Maisie Hogan, Network Rail sponsor for the project, said: “It’s a priority for Network Rail to provide first-class service to our customers. Travelling through a busy railway station can be daunting for those with additional needs, but the new Assisted Travel Lounge will provide a friendly space for people to wait and get the help they need from a dedicated team. It will transform the way passengers access rail travel at Manchester Piccadilly.”

Stephen Brookes MBE, rail policy adviser at Disability Rights UK, said: “We welcome the provision of a new Assisted Travel Lounge at Manchester Piccadilly station. Major rail stations are intimidating places for many rail passengers and for those with a range of disabilities the experience can even put some of us ‘off’ using rail travel, so the fact that the design and location of this important facility involved the views and requirements of a group of disabled people is a significant move towards future cooperation on such projects across the rail network.”

Andy Burnham, Mayor of Greater Manchester, said: “It’s encouraging to see a key station in central Manchester deliver a facility that will benefit many passengers from within and outside of the region.

“TfGM have been working in partnership with Network Rail and local train operators for a number of years on various accessibility and inclusivity initiatives and, although we are pleased to see this valuable facility being installed in Manchester Piccadilly, there is still a long way to go to ensure that all stations across our city-region are accessible to all.”

Assisted travel is offered to all passengers who need help getting between trains and the station concourse, with 22,300 using the service at Manchester Piccadilly last year. Pre-pandemic, the number was about 44.500.

For more information on how to book assisted travel, click here.

Major train operators which serve Manchester Piccadilly have said that they welcome news of the Assisted Travel Lounge for their passengers.

Brandon Peat, accessibility and inclusion manager for Avanti West Coast, said: “We want everyone to use the railway and we welcome Network Rail’s work to provide a space that meets the needs of people who require assistance.

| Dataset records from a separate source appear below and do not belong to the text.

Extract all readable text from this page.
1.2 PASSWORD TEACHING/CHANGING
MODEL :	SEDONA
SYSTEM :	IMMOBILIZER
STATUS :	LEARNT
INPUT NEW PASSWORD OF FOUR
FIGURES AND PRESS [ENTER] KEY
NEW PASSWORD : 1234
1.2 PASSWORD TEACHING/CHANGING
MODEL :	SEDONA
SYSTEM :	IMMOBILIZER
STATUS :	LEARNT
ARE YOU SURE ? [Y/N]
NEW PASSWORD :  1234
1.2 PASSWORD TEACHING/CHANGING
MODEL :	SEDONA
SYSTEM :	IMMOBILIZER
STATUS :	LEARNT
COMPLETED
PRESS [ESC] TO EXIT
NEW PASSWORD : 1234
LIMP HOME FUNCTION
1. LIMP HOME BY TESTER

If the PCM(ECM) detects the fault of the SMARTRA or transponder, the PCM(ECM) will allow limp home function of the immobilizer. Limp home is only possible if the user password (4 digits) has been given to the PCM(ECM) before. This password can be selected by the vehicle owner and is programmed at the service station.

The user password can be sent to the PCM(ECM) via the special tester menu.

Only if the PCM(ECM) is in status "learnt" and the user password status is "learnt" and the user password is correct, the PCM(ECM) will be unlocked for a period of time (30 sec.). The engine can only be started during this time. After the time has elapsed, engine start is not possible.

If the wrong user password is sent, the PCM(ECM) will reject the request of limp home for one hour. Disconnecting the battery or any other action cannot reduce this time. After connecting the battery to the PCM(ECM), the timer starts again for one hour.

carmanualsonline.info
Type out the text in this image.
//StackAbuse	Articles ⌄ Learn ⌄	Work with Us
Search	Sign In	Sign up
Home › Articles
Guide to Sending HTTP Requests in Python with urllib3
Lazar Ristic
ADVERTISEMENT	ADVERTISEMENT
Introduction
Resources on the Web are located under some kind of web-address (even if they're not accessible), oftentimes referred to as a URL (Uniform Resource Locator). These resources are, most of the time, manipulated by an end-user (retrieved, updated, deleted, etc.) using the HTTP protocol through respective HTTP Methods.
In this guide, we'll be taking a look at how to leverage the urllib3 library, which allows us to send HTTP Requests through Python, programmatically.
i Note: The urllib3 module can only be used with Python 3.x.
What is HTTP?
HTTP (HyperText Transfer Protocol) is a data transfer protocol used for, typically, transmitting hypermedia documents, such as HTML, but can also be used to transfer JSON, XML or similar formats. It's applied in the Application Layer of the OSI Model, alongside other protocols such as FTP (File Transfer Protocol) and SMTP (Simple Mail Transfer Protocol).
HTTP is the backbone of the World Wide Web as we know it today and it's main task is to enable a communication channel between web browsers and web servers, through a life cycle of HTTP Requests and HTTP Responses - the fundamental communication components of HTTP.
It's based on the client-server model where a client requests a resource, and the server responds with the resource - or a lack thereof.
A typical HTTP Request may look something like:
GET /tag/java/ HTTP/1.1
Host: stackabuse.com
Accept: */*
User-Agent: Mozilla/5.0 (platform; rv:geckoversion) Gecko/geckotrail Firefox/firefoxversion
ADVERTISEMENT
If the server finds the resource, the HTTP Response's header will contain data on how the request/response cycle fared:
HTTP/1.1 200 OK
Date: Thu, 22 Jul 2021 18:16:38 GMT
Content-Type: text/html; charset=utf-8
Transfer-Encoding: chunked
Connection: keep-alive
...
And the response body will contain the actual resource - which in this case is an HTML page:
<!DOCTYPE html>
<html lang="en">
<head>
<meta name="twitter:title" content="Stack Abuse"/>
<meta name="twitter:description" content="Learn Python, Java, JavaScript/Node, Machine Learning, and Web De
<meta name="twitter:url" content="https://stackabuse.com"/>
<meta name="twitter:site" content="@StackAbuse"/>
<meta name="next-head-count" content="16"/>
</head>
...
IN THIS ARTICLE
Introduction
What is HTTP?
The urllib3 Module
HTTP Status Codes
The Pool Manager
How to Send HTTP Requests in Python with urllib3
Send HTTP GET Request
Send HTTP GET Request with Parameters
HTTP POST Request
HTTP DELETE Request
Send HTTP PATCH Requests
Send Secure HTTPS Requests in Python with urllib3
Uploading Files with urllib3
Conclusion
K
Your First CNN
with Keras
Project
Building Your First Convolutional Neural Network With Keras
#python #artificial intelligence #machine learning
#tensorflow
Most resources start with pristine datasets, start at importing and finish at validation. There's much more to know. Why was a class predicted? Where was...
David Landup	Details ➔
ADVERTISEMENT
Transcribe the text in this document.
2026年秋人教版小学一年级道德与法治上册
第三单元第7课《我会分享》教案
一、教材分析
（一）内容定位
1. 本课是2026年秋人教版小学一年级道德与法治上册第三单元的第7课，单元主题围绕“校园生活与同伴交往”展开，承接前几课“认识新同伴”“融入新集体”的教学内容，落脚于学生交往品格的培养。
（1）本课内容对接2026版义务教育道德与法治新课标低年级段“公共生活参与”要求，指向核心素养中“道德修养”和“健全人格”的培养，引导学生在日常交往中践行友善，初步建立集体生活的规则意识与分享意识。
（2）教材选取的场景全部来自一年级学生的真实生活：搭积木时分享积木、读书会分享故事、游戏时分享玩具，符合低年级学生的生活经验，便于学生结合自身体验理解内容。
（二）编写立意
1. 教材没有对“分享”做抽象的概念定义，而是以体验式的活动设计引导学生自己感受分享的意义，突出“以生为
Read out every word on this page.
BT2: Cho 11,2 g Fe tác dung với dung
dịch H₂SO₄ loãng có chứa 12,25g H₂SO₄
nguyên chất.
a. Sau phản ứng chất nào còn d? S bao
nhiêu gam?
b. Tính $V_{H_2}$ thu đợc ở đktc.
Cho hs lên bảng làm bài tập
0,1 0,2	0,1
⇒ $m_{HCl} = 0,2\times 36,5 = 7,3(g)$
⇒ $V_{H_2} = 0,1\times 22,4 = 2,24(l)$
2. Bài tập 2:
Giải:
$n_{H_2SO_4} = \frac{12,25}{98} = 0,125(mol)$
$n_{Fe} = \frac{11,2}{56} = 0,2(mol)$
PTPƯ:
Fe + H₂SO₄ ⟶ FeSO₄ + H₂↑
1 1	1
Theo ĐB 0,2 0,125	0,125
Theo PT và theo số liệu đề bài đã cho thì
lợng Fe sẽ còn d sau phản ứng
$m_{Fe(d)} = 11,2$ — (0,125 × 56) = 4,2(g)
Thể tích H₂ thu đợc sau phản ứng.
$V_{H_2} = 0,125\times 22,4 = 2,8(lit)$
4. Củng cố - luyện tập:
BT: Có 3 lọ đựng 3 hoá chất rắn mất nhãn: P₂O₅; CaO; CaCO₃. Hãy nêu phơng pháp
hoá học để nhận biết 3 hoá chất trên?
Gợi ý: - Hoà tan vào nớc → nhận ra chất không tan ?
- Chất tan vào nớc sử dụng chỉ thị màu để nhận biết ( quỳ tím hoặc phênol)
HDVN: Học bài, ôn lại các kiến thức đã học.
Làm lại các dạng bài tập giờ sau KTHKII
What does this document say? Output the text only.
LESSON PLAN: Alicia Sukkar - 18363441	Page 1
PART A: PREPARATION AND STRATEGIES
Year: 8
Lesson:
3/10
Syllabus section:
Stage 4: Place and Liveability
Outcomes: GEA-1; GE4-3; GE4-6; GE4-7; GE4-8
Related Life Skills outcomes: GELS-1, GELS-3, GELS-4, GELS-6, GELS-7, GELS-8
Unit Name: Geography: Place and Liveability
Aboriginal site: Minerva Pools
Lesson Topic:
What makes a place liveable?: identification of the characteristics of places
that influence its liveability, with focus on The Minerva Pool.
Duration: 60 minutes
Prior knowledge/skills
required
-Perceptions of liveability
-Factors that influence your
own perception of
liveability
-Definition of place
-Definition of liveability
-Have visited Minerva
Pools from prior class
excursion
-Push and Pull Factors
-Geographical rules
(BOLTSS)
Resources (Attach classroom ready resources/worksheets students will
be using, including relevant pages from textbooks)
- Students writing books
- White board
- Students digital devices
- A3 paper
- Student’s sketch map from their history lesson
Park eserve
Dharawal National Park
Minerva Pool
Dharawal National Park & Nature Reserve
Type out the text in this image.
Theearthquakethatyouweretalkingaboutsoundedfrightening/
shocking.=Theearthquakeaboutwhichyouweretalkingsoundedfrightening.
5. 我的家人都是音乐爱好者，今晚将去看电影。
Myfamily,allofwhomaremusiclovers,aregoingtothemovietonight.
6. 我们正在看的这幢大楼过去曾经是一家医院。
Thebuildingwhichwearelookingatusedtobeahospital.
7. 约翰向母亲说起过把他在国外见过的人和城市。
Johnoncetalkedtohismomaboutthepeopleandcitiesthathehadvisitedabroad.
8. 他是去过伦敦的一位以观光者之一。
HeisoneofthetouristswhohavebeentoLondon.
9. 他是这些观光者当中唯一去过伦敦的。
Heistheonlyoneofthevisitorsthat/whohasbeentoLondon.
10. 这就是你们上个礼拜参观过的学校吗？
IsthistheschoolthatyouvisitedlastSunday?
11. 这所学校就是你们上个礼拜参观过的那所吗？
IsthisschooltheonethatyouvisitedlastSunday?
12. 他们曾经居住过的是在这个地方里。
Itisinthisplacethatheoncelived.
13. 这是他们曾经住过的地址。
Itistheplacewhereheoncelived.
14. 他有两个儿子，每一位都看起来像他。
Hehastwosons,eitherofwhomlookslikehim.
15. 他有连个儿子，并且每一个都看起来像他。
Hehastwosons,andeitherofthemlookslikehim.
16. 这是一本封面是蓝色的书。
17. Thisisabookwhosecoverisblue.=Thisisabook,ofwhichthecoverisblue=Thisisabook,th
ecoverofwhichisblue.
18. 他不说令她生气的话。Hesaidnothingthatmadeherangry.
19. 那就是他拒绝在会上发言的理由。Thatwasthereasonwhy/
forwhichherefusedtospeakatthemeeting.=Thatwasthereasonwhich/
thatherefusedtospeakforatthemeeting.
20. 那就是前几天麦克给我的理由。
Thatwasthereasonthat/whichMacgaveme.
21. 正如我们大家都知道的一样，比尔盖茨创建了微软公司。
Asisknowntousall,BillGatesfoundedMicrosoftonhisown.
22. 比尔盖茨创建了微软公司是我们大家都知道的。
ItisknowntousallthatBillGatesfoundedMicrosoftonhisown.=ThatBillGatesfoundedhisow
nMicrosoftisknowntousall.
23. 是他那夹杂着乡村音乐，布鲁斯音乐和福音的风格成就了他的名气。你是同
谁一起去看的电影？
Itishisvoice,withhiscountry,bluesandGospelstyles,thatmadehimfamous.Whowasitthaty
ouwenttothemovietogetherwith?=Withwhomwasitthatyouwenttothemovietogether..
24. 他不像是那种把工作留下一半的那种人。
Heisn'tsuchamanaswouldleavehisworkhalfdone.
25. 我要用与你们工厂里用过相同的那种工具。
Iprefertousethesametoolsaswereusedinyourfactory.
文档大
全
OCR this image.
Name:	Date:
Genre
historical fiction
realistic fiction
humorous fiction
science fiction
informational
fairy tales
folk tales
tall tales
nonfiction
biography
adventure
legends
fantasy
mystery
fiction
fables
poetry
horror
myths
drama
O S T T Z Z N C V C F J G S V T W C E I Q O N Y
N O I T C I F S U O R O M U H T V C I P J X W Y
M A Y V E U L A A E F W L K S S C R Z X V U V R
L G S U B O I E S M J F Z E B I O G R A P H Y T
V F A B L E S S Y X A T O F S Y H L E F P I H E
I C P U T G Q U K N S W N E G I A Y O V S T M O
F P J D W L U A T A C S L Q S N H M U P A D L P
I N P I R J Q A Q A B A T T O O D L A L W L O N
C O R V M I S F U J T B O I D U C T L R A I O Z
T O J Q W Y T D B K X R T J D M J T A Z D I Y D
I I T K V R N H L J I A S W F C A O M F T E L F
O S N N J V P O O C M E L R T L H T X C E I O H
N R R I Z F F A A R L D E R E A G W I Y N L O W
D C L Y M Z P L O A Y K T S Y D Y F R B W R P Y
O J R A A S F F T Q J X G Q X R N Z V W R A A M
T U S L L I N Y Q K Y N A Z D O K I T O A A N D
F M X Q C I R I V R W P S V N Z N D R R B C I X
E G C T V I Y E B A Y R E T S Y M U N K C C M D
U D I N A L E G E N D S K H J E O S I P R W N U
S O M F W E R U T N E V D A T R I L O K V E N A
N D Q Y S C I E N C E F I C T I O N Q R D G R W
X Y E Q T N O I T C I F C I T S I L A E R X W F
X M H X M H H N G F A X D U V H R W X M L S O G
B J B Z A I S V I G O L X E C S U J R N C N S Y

“This investment in a new Assisted Travel Lounge highlights the industry’s commitment to making rail travel accessible and inclusive for all and this lounge will help improve the overall journey experience for disabled customers when travelling to and from Manchester.”

Kathryn O’Brien, customer experience director for TransPennine Express said: “The introduction of a brand new Assisted Travel Lounge is excellent news for rail customers, and will make a real difference in making Manchester Piccadilly more inclusive for all.”

Chris Jackson, regional director for Northern, said: “The installation of a dedicated Assisted Travel Lounge at Manchester Piccadilly is fantastic news and will be another positive enhancement for the station.

“Great progress has been made to make the railway as inclusive and welcoming as possible and I’m sure our customers will welcome the new facilities on offer.”

John Robson, CrossCountry regional director North West and West Midlands, said: “CrossCountry welcomes this new facility which will ensure we can continue to provide the best possible service to those of our customers who need it most. A safe place to wait and qualified staff to hand makes the difference to a customer’s journey. It can allay fears and promote confidence when travelling.”